Seperti yang sudah Dokter Arga perintahkan, pagi-pagi aku datang ke ruangannya dan mengambil map hijau berisi data yang harus diisi oleh kami para peserta koas di bawah bimbingannya. Aku langsung membagikan lembar di dalam map itu pada kelima temanku.
“Jadi kamu dipanggil waktu itu buat ini, Ris?” tanya Salma di tengah-tengah kami mengisi data.
“Iya, buat ini,” jawabku sekenanya.
“Mukamu kenapa, Ris? Asem bener.”
Aku menggeleng pelan. “Enggak papa. Lagi bad mood aja. Mau haid, paling.”
“Oh …”
Pagi ini entah kenapa mood-ku benar-benar buruk. Padahal Dokter Arga tidak menyuruh apa pun lagi selain soal map ini, tetapi perasaanku tidak enak. Aku takut kalau kedepannya dia akan lebih sering memanfaatkanku tanpa konteks.
Sebetulnya, aku tidak keberatan sama sekali jika dimintai tolong ini dan itu. Apalagi sekadar membantu mengumpulkan data teman-teman. Yang membuatku kesal adalah caranya yang semena-mena.
Tanpa minta tolong, sedikit memaksa, juga mengancam. Benar-benar menyebalkan!
“Oh iya, Ris. Aku udah berhasil nemuin i********: Dokter Arga. Buseeeet! Gantengnya luar biasa.” Salma mulai bersuara lagi. Sejak tadi suara kami pelan— nyaris seperti bisikan— karena teman sekelompok masih fokus mengisi data.

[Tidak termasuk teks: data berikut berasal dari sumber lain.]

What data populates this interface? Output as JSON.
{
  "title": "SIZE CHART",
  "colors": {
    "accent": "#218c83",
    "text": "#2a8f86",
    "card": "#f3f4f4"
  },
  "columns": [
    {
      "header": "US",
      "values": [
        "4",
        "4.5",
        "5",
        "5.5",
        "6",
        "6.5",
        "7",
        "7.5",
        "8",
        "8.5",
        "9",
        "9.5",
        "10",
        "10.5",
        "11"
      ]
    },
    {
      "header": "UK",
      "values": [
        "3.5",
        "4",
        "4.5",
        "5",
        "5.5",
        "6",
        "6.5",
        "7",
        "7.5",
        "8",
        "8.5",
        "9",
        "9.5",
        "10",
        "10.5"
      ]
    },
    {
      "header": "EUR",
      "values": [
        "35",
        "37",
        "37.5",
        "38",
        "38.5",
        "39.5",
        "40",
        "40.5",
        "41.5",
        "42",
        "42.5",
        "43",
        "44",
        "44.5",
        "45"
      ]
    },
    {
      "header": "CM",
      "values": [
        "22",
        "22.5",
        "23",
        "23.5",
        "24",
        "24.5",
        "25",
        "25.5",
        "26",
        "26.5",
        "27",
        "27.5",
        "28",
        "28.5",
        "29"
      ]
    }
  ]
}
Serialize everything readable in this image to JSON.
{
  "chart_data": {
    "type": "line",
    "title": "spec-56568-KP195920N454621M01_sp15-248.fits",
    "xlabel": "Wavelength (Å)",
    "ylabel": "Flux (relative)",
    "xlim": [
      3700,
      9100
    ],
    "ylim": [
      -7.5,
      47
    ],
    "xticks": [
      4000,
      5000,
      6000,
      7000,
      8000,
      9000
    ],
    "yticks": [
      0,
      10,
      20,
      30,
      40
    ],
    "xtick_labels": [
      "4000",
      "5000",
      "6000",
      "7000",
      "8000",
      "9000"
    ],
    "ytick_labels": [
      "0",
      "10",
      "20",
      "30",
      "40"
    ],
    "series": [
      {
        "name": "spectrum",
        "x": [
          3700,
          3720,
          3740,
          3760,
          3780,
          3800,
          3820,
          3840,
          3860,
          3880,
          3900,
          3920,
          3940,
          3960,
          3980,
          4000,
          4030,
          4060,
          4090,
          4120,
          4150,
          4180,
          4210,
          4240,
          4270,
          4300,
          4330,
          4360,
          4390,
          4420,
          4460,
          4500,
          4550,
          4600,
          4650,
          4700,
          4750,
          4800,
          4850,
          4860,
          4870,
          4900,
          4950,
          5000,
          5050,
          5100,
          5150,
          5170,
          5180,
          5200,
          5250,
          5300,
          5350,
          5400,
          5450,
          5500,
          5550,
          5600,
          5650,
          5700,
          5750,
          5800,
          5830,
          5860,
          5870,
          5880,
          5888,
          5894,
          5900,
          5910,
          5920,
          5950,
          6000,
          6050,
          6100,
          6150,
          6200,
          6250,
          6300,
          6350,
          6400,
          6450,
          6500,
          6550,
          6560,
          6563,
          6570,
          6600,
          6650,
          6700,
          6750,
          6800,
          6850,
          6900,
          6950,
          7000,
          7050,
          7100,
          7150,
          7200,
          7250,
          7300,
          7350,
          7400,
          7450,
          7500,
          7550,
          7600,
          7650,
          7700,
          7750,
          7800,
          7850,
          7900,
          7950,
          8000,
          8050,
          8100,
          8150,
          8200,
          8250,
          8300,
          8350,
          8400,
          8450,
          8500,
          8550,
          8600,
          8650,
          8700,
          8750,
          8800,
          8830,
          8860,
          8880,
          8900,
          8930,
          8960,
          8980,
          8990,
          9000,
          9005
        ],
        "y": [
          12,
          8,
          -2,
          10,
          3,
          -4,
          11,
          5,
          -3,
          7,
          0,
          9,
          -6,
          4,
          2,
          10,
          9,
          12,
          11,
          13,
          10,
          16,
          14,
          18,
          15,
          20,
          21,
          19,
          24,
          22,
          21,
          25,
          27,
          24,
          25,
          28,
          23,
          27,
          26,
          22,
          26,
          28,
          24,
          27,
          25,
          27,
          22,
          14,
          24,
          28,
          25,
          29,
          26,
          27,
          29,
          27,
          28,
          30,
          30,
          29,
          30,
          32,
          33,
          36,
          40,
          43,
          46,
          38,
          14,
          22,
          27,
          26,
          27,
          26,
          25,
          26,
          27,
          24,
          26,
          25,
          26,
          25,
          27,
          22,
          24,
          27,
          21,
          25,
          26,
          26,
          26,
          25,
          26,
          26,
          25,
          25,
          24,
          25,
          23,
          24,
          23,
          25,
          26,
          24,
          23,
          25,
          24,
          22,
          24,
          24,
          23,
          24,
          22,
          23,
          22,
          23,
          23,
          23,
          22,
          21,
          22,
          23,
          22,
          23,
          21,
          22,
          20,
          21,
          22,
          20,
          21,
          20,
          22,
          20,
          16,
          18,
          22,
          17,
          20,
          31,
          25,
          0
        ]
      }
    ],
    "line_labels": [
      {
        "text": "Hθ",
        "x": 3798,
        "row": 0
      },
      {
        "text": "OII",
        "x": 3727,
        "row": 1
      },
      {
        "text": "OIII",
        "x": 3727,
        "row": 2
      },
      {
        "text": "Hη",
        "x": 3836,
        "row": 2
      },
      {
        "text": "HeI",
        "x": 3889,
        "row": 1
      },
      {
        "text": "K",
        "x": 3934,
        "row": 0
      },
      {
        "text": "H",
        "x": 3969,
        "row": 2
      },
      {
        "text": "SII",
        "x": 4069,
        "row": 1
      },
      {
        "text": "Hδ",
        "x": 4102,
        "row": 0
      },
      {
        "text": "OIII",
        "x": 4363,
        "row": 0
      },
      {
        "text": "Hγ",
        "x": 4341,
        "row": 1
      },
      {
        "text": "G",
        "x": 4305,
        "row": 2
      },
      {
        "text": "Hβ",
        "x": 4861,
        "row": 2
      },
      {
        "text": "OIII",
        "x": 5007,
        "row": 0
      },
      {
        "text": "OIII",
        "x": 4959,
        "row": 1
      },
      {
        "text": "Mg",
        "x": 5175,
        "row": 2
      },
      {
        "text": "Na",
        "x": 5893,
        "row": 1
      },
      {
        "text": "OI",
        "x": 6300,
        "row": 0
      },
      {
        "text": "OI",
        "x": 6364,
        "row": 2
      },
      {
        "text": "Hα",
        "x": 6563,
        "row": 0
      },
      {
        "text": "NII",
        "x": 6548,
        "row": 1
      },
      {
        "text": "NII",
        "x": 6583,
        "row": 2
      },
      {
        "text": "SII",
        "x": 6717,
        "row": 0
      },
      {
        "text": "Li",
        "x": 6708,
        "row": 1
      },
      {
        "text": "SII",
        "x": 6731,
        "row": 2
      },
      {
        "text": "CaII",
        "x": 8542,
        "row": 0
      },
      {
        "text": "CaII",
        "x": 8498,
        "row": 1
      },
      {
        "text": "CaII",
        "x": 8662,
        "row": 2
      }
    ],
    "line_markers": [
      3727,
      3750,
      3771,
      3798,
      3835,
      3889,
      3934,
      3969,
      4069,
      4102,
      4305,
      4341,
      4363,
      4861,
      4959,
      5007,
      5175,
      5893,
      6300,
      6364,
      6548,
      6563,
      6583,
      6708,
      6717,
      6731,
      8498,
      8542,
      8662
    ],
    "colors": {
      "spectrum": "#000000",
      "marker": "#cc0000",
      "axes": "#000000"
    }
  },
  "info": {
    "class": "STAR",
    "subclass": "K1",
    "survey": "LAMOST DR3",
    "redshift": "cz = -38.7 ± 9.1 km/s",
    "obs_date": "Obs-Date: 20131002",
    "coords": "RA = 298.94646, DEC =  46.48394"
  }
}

“Enggak usah lebay, deh! Aku yang lihat langsung aja ngerasa biasa.”
“Lihat langsung? Kapan?”
“Ya waktu dipanggil itu dia sempat lepas masker bentar.”
“Ih! Curang! Kamu nyuri start!”
“Nyuri start apaan, sih! Sono kejar. Toh masih single, kan?”

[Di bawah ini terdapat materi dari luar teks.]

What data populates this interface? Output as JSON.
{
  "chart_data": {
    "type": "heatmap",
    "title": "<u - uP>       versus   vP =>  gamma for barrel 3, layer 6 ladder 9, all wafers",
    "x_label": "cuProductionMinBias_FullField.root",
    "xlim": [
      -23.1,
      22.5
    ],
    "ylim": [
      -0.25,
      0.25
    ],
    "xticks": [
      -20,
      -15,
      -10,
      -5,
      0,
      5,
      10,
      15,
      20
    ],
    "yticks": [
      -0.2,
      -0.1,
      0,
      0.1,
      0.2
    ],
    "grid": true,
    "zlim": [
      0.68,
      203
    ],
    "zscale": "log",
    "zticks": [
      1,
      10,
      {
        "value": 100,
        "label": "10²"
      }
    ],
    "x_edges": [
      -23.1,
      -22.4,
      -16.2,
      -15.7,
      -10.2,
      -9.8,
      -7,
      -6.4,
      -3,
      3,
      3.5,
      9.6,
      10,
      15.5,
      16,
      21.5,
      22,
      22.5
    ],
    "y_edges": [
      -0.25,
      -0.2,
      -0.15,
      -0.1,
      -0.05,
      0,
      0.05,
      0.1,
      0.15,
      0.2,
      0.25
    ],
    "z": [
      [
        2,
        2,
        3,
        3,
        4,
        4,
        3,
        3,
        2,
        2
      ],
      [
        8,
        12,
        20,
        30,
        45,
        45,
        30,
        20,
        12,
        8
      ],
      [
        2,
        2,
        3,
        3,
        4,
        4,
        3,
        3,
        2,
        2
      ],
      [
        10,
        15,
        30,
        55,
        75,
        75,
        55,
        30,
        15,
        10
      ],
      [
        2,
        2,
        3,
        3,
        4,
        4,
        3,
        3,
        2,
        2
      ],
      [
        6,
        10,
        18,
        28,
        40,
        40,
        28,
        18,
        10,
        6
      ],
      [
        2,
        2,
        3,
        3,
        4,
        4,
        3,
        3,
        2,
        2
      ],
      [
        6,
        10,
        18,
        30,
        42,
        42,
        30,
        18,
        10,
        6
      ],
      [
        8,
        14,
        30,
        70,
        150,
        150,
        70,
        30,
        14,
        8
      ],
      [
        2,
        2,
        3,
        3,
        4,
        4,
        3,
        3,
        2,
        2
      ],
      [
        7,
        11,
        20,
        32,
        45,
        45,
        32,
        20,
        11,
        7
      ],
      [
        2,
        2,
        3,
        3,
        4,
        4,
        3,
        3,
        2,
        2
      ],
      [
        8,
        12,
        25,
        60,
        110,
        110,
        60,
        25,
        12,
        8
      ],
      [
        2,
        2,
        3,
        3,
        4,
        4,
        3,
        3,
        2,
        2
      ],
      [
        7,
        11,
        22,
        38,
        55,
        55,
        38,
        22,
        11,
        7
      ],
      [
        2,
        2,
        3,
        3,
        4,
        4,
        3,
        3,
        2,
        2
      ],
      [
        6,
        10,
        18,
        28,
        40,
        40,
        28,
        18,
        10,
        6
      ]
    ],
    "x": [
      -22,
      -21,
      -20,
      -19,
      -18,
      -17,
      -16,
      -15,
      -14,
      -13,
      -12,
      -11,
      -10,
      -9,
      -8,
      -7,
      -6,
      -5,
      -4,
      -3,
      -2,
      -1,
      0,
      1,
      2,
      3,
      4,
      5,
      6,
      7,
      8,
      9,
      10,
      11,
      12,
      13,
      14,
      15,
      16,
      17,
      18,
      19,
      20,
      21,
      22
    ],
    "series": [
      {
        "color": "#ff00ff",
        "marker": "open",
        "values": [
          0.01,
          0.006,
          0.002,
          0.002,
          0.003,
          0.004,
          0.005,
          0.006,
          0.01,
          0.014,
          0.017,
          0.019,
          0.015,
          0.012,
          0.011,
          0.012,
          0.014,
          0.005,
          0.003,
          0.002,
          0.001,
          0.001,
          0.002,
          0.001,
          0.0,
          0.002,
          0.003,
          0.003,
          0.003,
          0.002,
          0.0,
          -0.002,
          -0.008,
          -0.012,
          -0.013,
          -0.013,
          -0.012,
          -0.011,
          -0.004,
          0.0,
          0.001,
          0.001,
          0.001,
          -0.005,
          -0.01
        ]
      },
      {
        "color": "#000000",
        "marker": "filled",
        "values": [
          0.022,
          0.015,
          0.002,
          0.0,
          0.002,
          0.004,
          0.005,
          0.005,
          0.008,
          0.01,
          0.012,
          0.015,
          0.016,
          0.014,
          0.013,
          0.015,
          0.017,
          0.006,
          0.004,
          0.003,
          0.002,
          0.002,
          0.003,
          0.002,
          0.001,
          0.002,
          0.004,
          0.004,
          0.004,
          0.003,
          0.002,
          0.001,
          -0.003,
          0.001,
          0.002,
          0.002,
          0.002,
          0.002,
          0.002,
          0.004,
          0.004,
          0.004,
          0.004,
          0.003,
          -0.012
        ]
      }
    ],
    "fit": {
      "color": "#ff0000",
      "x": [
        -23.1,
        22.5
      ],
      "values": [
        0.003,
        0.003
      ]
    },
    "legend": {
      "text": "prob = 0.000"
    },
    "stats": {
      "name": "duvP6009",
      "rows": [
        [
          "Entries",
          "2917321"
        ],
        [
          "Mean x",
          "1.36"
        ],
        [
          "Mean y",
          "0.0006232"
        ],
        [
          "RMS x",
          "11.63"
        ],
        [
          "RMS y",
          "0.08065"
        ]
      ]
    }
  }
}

“Kamu enggak minat, emang?”
“Enggak! Sama sekali!”
Mata Salma seketika menyipit. “Bentar, bentar! Aku mencium sesuatu yang enggak beres kayaknya. What’s wrong with you, Darling?”
“Pengen banget cerita, tapi males karena panjang. Lagi enggak mood ngomong banyak.”
“Intinya aja, deh.”
“Sejujurnya, hari terakhir pembekalan itu bukan kali pertama aku ketemu Dokter Arga. Sebelum itu, kami pernah ketemu dan posisinya enggak banget. Intinya, aku bikin dia marah yang bener-bener marah. Jadi, dia kayaknya ada dendam sama aku. Nih, pagi ini contohnya. Belum-belum aja udah disuruh-suruh.”

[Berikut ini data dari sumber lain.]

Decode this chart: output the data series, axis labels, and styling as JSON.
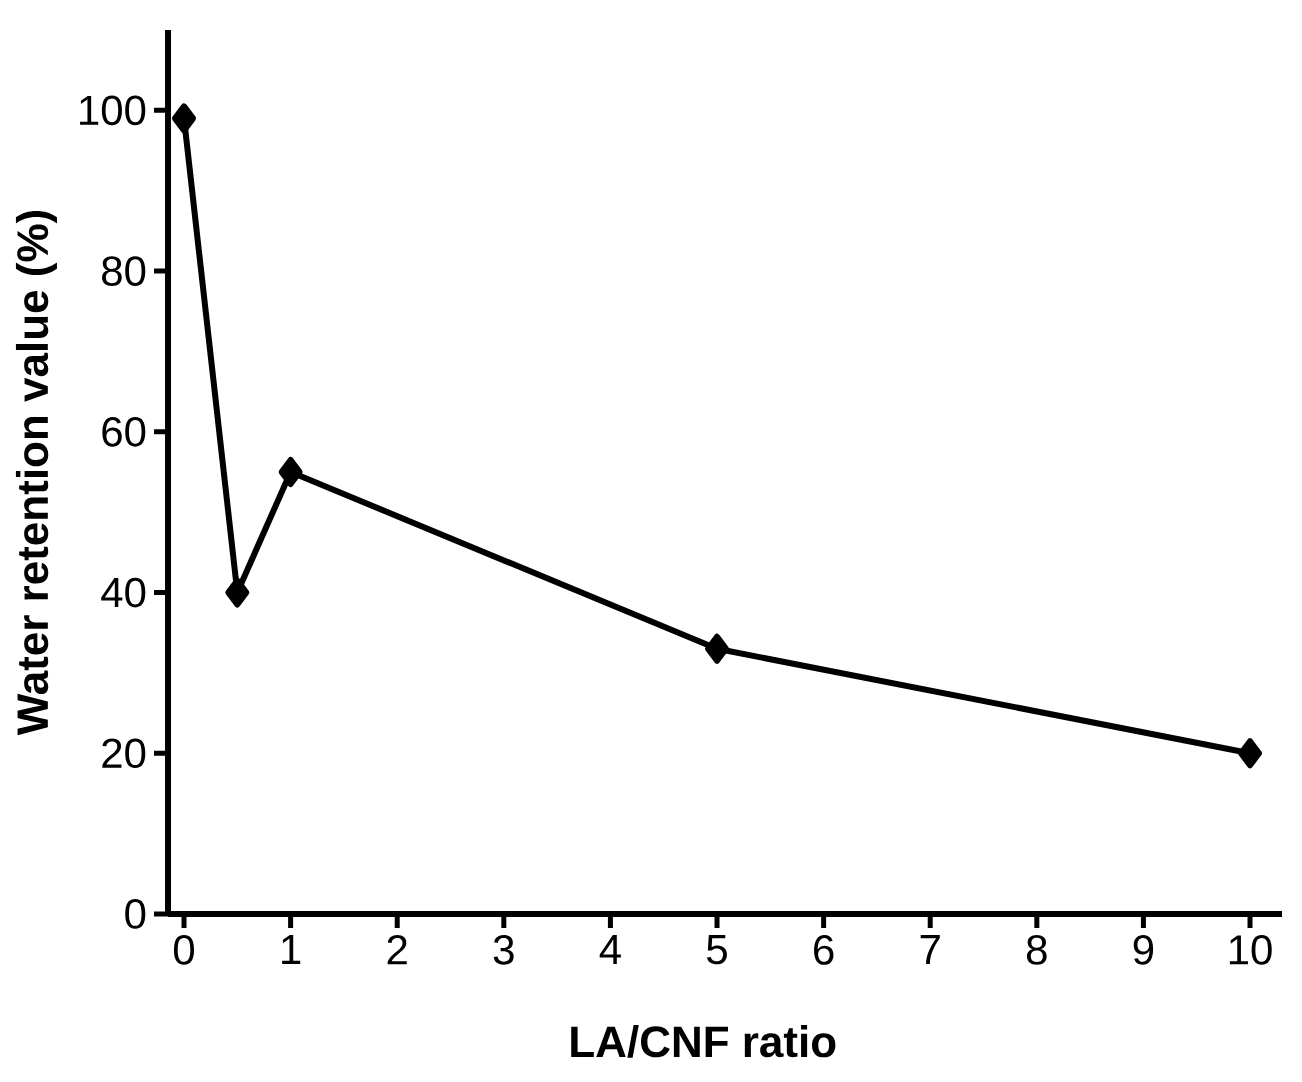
{
  "chart_data": {
    "type": "line",
    "xlabel": "LA/CNF ratio",
    "ylabel": "Water retention value (%)",
    "x": [
      0,
      0.5,
      1,
      5,
      10
    ],
    "series": [
      {
        "color": "#000000",
        "values": [
          99,
          40,
          55,
          33,
          20
        ]
      }
    ],
    "xlim": [
      -0.15,
      10.3
    ],
    "ylim": [
      0,
      110
    ],
    "xticks": [
      0,
      1,
      2,
      3,
      4,
      5,
      6,
      7,
      8,
      9,
      10
    ],
    "yticks": [
      0,
      20,
      40,
      60,
      80,
      100
    ],
    "grid": false,
    "marker": "diamond",
    "line_style": "solid"
  }
}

“Lah! Disuruh gini doang, mah, aku juga mau. Sambil caper dikit.” Salma terkikik.
“Poinnya bukan itu, Ma!”
“Terus?”
“Kamu enggak akan paham kalau enggak tahu duduk perkaranya.”
“Ya makanya cerita.”
“Kita di sini buat belajar, bukan buat ngegosip. Ngerti?”
“Galak bener, lu!”
“Jangan bahas Dokter Arga lagi. Berharap ada sesuatu sampai aku dipindah kelompok.”
“Eh, jangan! Nanti aku sendirian. Aku dengerin kamu cerita, deh. Kapan?”
“Enggak tahu.”
“Kamu nginep aja di apartemenku nanti malam. Mau?”
Aku terdiam sejenak. Kulirik Salma, dia menaik turunkan alisnya.
“Apart-ku lumayan deket sama rumah sakit.”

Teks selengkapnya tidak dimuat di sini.